Everyone has a very different experience of adoption - I'm sorry you have been through so much pain adopted
I absolutely would fundamentally disagree that we shouldn't have adoption. Not because it benefits me, because I would be my kids guardian if that was genuinely best for them. But for their sake, because I truly believe it is much better for them than guardianship. I don't have to make an educated guess with my eldest though, who is very vocal about the fact that adoption was the right thing for her, the most positive move in her childhood. It's not sunshine and unicorns and blah blah, no way. But it was the best option of the available ones, and has had a lasting positive impact. If someone in power were to suggest that guardianship were the better option in cases like hers, she'd be straight up writing angry letters and setting up petitions.

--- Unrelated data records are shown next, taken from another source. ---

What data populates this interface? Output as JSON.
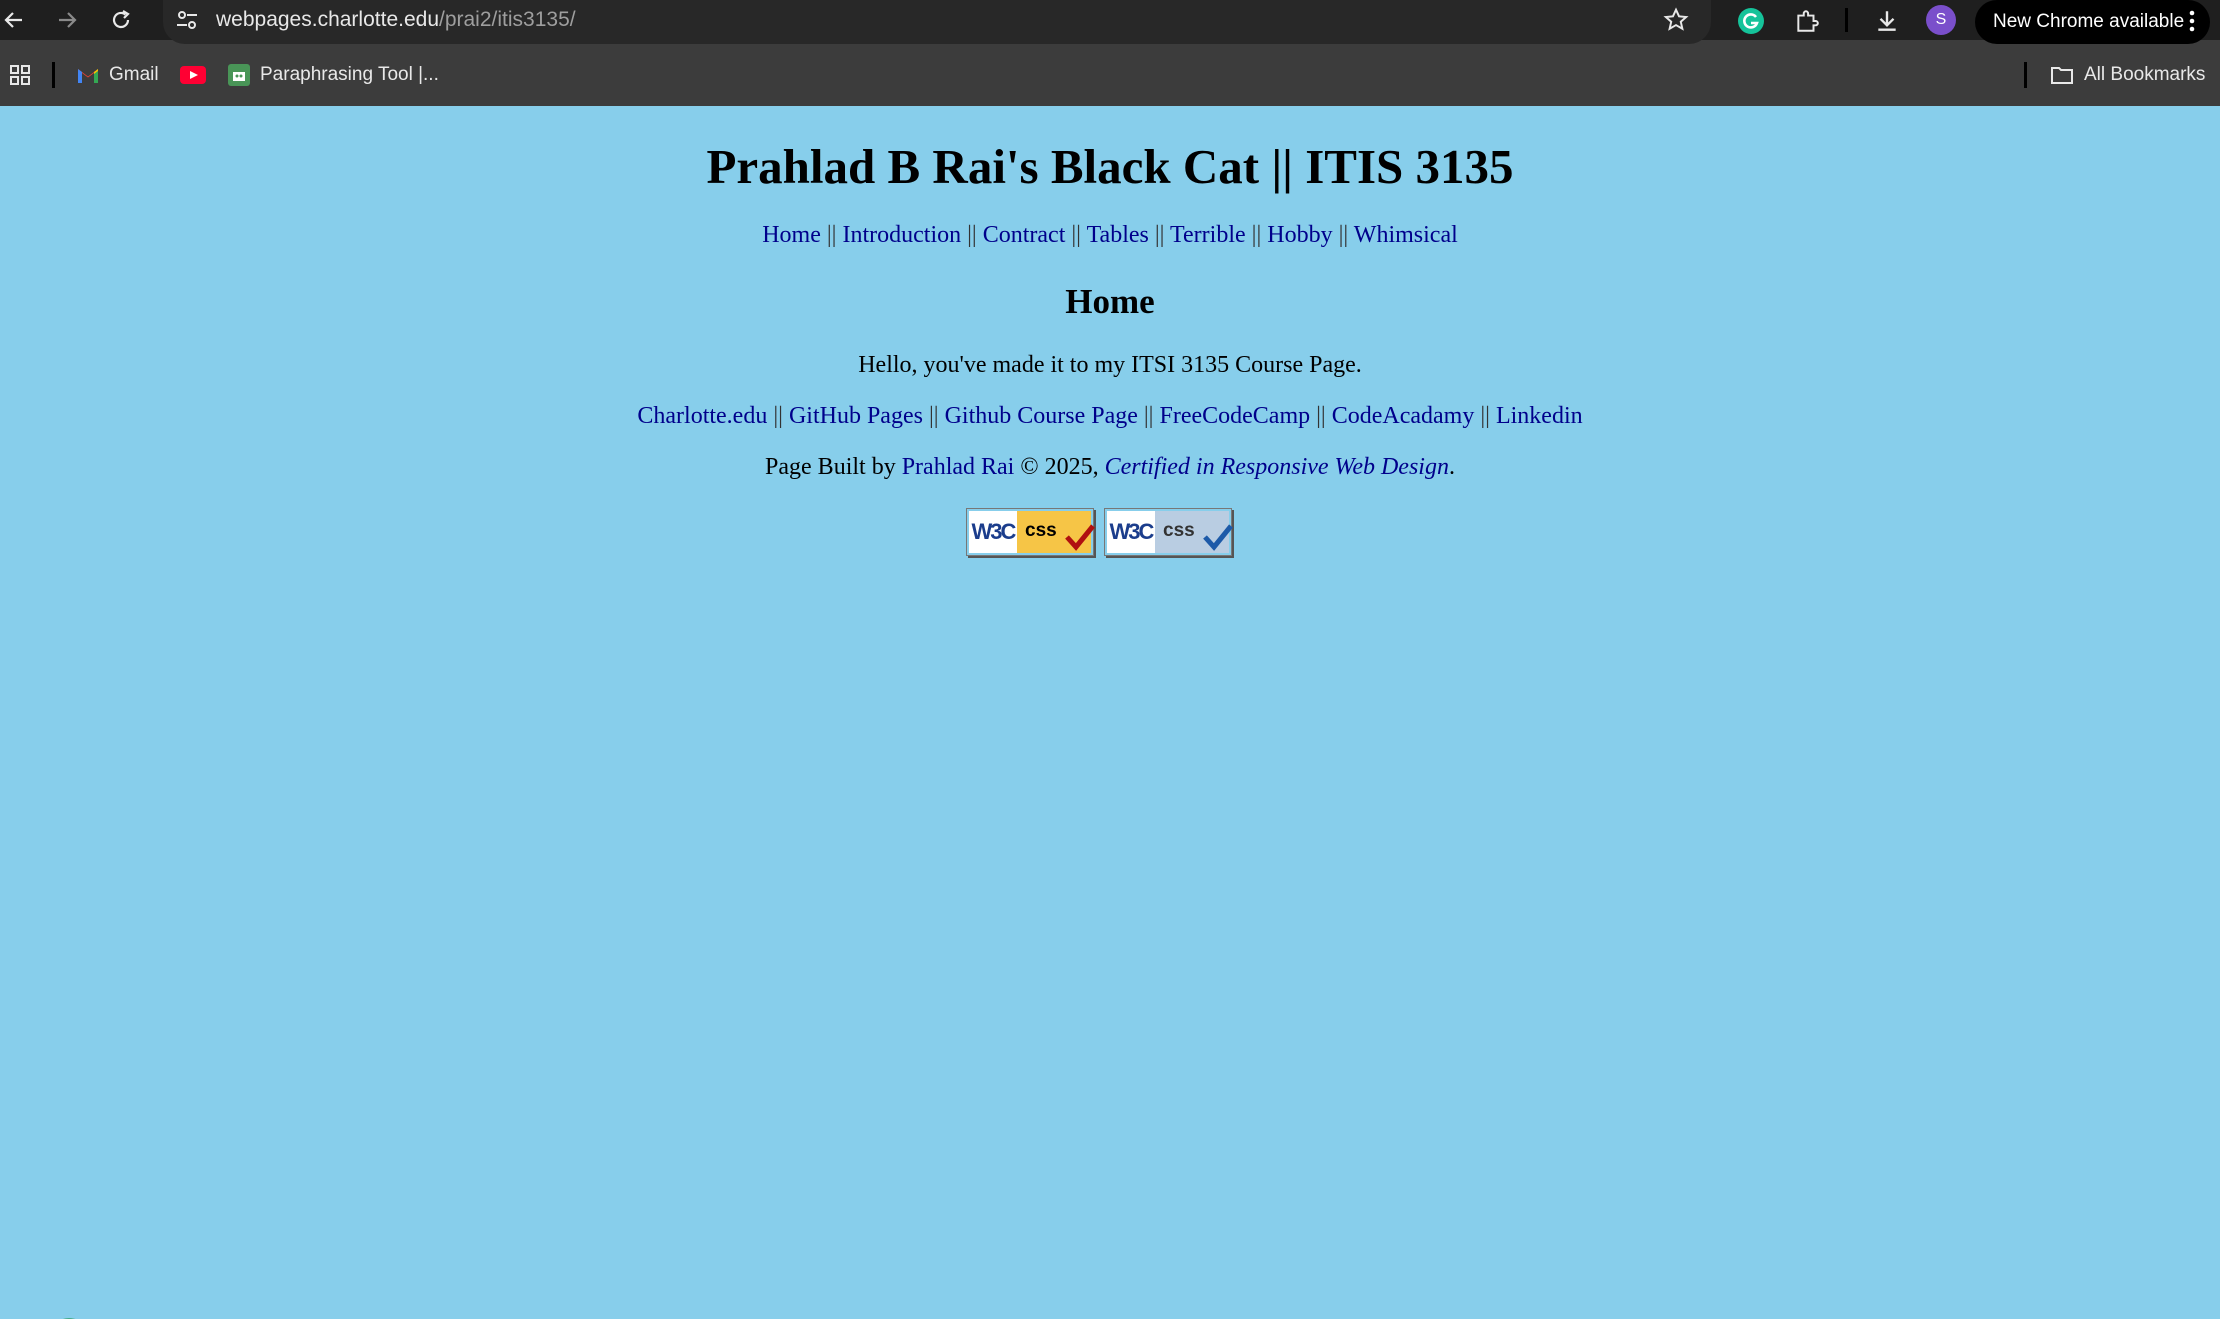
{
  "browser": {
    "url_domain": "webpages.charlotte.edu",
    "url_path": "/prai2/itis3135/",
    "avatar_letter": "S",
    "update_label": "New Chrome available",
    "bookmarks": {
      "gmail": "Gmail",
      "paraphrasing": "Paraphrasing Tool |...",
      "all_bookmarks": "All Bookmarks"
    }
  },
  "page": {
    "title": "Prahlad B Rai's Black Cat || ITIS 3135",
    "nav": [
      "Home",
      "Introduction",
      "Contract",
      "Tables",
      "Terrible",
      "Hobby",
      "Whimsical"
    ],
    "separator": "||",
    "heading": "Home",
    "intro": "Hello, you've made it to my ITSI 3135 Course Page.",
    "links": [
      "Charlotte.edu",
      "GitHub Pages",
      "Github Course Page",
      "FreeCodeCamp",
      "CodeAcadamy",
      "Linkedin"
    ],
    "footer": {
      "prefix": "Page Built by",
      "author": "Prahlad Rai",
      "copyright": "© 2025,",
      "certification": "Certified in Responsive Web Design",
      "period": "."
    },
    "badges": {
      "w3c_text": "W3C",
      "css_text": "css"
    }
  },
  "colors": {
    "page_background": "#87ceeb",
    "link": "#00008b",
    "chrome_dark": "#1f1f1f"
  }
}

She would be far from alone. I hate the thought that someone could deny that to another child in her position. But we need to do better at identifying children who would benefit from guardianship vs. adoption.
It's not about ownership. In those terms, children belong to no one at all, but themselves. But they are mine and FAR more importantly, I am theirs . I have made the strongest statement possible to them and the world that I belong to them. They can count on my love, on my dedication, my worries and nurture whether from near or far, forever and ever. In that sense, they own me! If you wanted to talk in terms of ownership (which I don't but my DD1 might) my DD1 would question why her birth parents should have legal status and 'own' her when they were so abusive and how could it not be better to cut the legal tie to ensure her protection throughout her life?
In terms of contact, my God I was so naively positive when I signed up to adopt. I was all about maintaining connections. I've learnt the hard way why that doesn't work out in reality
The situation with soiling etc might sound unusual but in todays adoption, it's so sadly not at all unusual. Anecdotally I've known very few families for whom it's worked out all positively for the child. Because it's not a relinquished baby situation. Contact often means inviting chaos, abusive dynamics etc back into the childs life, unless carefully managed, for instance by vetted letters, and even then it can sometimes cause real problems. Which is why we've moved to a situation where vetted letters are the norm and visits are limited to case by case basis where there's evidence this might actually be beneficial. That said, I've found sibling contact much more beneficial on the whole, though still fraught with issues.
They did some extensive research in the US, mainly around private infant adoptions, which found one of the key predictors of contact which was beneficial for the child, was that the birth parents supported the adoption. This doesn't happen much in the UK. And guardianship won't help that situation because the birth parents won't support guardianship either if they want their children living with them.
Ultimately for me it comes down to, adoption is the right move for some children. That being the case, it's wrong to take that option away. The more options on the table for a child, the better our chances of getting it right overall. The less options on the table, the less chance of getting it right overall. So I supported Special Guardianship coming in in 2005 as a new and extra option for children. Not superior or inferior to adoption as a concept, but another option which individually will be better or worse.